Investment Banking: What Happens to Bondholders in Mergers and Acquisitions? - dummies

Investment Banking: What Happens to Bondholders in Mergers and Acquisitions?

By Matt Krantz, Robert R. Johnson

In investment banking, there may come a time when bondholders of a company are affected by a merger or acquisition (whether your company was the one that bought another company or was bought). Unfortunately, there is no consistency to how you will be affected. Sometimes the bondholders are positively affected; other times, their positioned is greatly weakened.

The key motivation behind any merger is the concept of synergy — the two companies combined are worth more than the two companies operating separately.
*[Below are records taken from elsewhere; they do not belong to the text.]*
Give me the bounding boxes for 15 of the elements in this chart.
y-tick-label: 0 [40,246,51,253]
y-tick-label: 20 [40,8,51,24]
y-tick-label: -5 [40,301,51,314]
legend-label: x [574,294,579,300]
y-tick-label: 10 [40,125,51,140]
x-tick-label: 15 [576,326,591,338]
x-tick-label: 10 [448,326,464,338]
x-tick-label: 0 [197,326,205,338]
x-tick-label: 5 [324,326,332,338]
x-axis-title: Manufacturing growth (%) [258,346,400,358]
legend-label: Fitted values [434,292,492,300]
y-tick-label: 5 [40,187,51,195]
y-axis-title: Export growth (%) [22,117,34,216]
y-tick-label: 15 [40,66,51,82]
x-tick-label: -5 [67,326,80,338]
In essence, 1 + 1 = 3. Theoretically, if true synergies can be realized, and if the bondholders’ position in line either remains the same or is enhanced, bondholders should welcome the merger or acquisition.

The mantra of corporate management is to “maximize shareholder value” — after all, the shareholders own the company. But who’s looking out for the bondholder and ensuring that his needs are being addressed? Really the only line of defense for bondholders is what is spelled out in the indenture. A bond trustee is responsible for enforcing the provisions of the indenture.

With respect to mergers and acquisitions, several types of covenants safeguard the interests of bondholders and protect against actions that could enrich shareholders at the expense of bondholders. The goal of bond covenants is to place some restrictions upon management to limit risk-taking behavior to an appropriate level.

In the absence of these types of restrictions, you would see management taking on higher levels of debt and engaging in riskier strategies that have large payoffs if successful. After all, management compensation is often tied to the value of the equity through stock options and other incentive plans.

The idea of increasing leverage is akin to the old line “Heads, I win; tails, you lose.” In this context, management and shareholders are the “I” and bondholders are the “you.” Betting with other people’s money is good work if you can get it.

Common covenants include the following:

  • Debt covenant: A debt covenant limits the amount of additional borrowings of the bond issuer. These limits are generally some multiple of earnings before interest, taxes, depreciation, and amortization (EBITDA).

  • Mergers covenant: A mergers covenant is designed to ensure that the bond debt and the assets that support the debt remain with the same organization. If the issuer of the bond merges with another company, then the bond obligation must remain with the merged company.

  • Change-of-control covenant: The change-of-control covenant is quite powerful and allows the bondholder to put the bonds back (sell back to the corporation) at a premium to principal amount of the bond if a qualified change-of-control event occurs.

    Common change-of-control events include the sale of substantially all assets, the acquisition of more than 50 percent of the issuer’s common stock by a third party, a merger with another company, and a liquidation of the company. This covenant effectively safeguards the bondholder against a firm taking on substantial leverage (as in a leveraged buyout) and weakening the bondholders’ positions.